Nagy v. BCAA Insurance Corporation 2020 BCCA 270

BCCA clarifies misrepresentation vs. omission

Andrew N. Epstein

Andrew N. Epstein

August 24, 2023 01:51 PM

In Nagy v. BCAA Insurance Corporation 2020 BCCA 270, a decision released this morning, the BCCA reversed a summary trial decision granting judgment to the insured and remanded the case back to the trial list. This case is relevant to anyone looking at coverage for first party losses and in particular where there are issues of material misrepresentation or material change.

Nature of case

The insured made a claim under his homeowner’s policy following a total loss fire. The insurer denied the claim on the basis that the insurance policy was void due to material change in risk, and to misrepresentations and omissions made by the respondents at the time the insurance policy was issued.

Trial Court decision

At a summary trial, the judge found coverage under the policy, concluding in relation to the alleged misrepresentations and omissions that these were omissions that the appellants had failed to demonstrate were fraudulently made.

The Trial-level decision can be found at 2019 BCSC 930.

The insureds made certain misrepresentations and/or omissions in the application form for the BCCA policy including fully reporting all previous losses and in the response to the question “Has any insurer cancelled, declined, refused or imposed any special conditions on habitational insurance for the applicant in the past 10 years?”. The insureds answered “no” when their current insurer, Wawanesa, had refused to renew following a significant fire loss at another property.

Credibility was very much in issue as the insured took the position that they had sent a revised application correcting the material misstatements shortly after the application was complete, although that was never received by the insurer.

The summary trial judge accepted the evidence of the insured on the basis of the a Browne v Dunn analysis that led her to conclude there was a lack of trial fairness in the manner in which BCAA took the position that Mr. Nagy was not to be believed

(Brown v. Dunn is a House of Lords decision that states in part a conflicting statement must be put to a witness in cross-examination).

As a result, the summary trial judge found that the insurer failed to demonstrate that the insureds’ omissions were fraudulent and as a result the policy was not void.

Issues on Appeal

  1. Do the respondents’ incomplete and inaccurate answers to the questions raised by BCAA in its telephone discussion with Mr. Nagy and on its application form constitute misrepresentations or omissions?
  2. What follows from the standard of review considerations?
  3. Did the judge err in her findings that the insured sent the addendum?
  4. Did the judge erroneously apply Browne v Dunn in weighing the evidence?


The BCCA, decision by Grauer JA (Saunders JA and Bennett JA concurring) found that the judge made a material error and that the summary trial judgment was to be set aside.

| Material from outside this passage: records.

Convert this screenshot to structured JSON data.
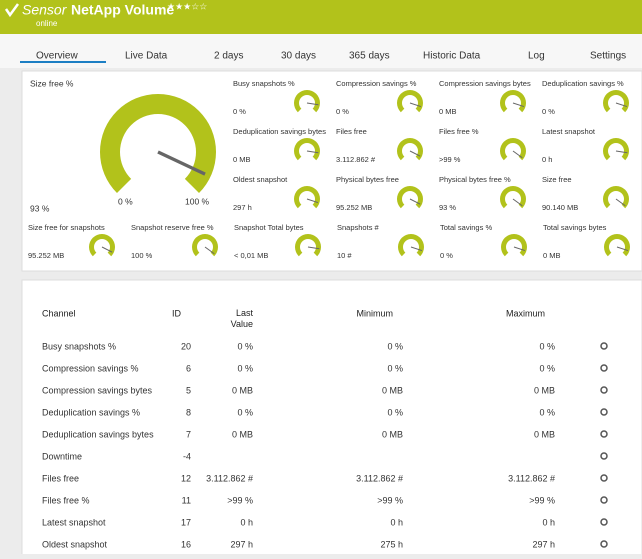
{
  "header": {
    "prefix": "Sensor",
    "title": "NetApp Volume",
    "status": "online"
  },
  "tabs": [
    "Overview",
    "Live Data",
    "2  days",
    "30  days",
    "365  days",
    "Historic Data",
    "Log",
    "Settings"
  ],
  "main_gauge": {
    "label": "Size free %",
    "value": "93 %",
    "min": "0 %",
    "max": "100 %"
  },
  "gauges": [
    {
      "label": "Busy snapshots %",
      "value": "0 %"
    },
    {
      "label": "Compression savings %",
      "value": "0 %"
    },
    {
      "label": "Compression savings bytes",
      "value": "0 MB"
    },
    {
      "label": "Deduplication savings %",
      "value": "0 %"
    },
    {
      "label": "Deduplication savings bytes",
      "value": "0 MB"
    },
    {
      "label": "Files free",
      "value": "3.112.862 #"
    },
    {
      "label": "Files free %",
      "value": ">99 %"
    },
    {
      "label": "Latest snapshot",
      "value": "0 h"
    },
    {
      "label": "Oldest snapshot",
      "value": "297 h"
    },
    {
      "label": "Physical bytes free",
      "value": "95.252 MB"
    },
    {
      "label": "Physical bytes free %",
      "value": "93 %"
    },
    {
      "label": "Size free",
      "value": "90.140 MB"
    },
    {
      "label": "Size free for snapshots",
      "value": "95.252 MB"
    },
    {
      "label": "Snapshot reserve free %",
      "value": "100 %"
    },
    {
      "label": "Snapshot Total bytes",
      "value": "< 0,01 MB"
    },
    {
      "label": "Snapshots #",
      "value": "10 #"
    },
    {
      "label": "Total savings %",
      "value": "0 %"
    },
    {
      "label": "Total savings bytes",
      "value": "0 MB"
    }
  ],
  "table": {
    "columns": [
      "Channel",
      "ID",
      "Last Value",
      "Minimum",
      "Maximum"
    ],
    "rows": [
      [
        "Busy snapshots %",
        "20",
        "0 %",
        "0 %",
        "0 %"
      ],
      [
        "Compression savings %",
        "6",
        "0 %",
        "0 %",
        "0 %"
      ],
      [
        "Compression savings bytes",
        "5",
        "0 MB",
        "0 MB",
        "0 MB"
      ],
      [
        "Deduplication savings %",
        "8",
        "0 %",
        "0 %",
        "0 %"
      ],
      [
        "Deduplication savings bytes",
        "7",
        "0 MB",
        "0 MB",
        "0 MB"
      ],
      [
        "Downtime",
        "-4",
        null,
        null,
        null
      ],
      [
        "Files free",
        "12",
        "3.112.862 #",
        "3.112.862 #",
        "3.112.862 #"
      ],
      [
        "Files free %",
        "11",
        ">99 %",
        ">99 %",
        ">99 %"
      ],
      [
        "Latest snapshot",
        "17",
        "0 h",
        "0 h",
        "0 h"
      ],
      [
        "Oldest snapshot",
        "16",
        "297 h",
        "275 h",
        "297 h"
      ]
    ]
  }
}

The Appellate decision swept aside the issue of whether the omissions were innocent, negligent or fraudulent, noting that there was a statutory obligation to tell the truth on all material matters on an insurance application.

Whether or not the incorrect information was a misrepresentation (incorrect) as opposed to an omission (absent) was of central importance as a material omission would have to be fraudulent to allow the policy to be voided. The court of appeal found that the summary trial judge failed to discuss the distinction between a misrepresentation and an omission, and was led into a palpable error in characterizing the inaccuracies as omissions rather than misrepresentations. Accordingly, her decision was plainly wrong.

The Court of Appeal also noted that the judge was wrong in applying the standard of “heightened scrutiny” to proving that the insureds had committed fraud, noting that the Supreme Court of Canada had specifically ruled that this was not the law in FH v McDougall, 2008 SCC 53. In light of the SCC decision, the Grauer, JA held that “Heightened scrutiny” should now be locked away in the vault of discarded phrases.

Having found that the judge erred in characterizing the statements as omissions and not misrepresentations, the court of appeal found that the decision of the summary trial judge in favour of coverage could not stand; however, the court could not reverse the earlier decision.

The court of appeal found that the summary trial judge, having analyzed the issue as one of whether the insurer had demonstrated fraudulent intent in relation to an omission, the judge did not consider the question of receipt of the addendum in relation to a misrepresentation.

The court of appeal also dealt with the Brown v. Dunn issue noting that the judge found that the case was suitable for determination by summary trial notwithstanding that she recognized that credibility would be a critical factor. Since credibility was critical, the fact that neither party sought to cross-examine on the affidavits militated against a finding that there was an issue with the fairness of the (summary) trial procedure.

As a result, the court found that the errors discredited the result and went to the core of the decision. Accordingly a new trial was ordered.

Practical considerations

  1. Pay attention to the difference between misrepresentations and omissions and the different evidentiary standards;
  2. Read the wording of the statutory conditions carefully;
  3. If credibility is an issue at a summary trial, consider seeking an order for cross-examination on the affidavits; and,
  4. Remember, the insurer will need to prove materiality.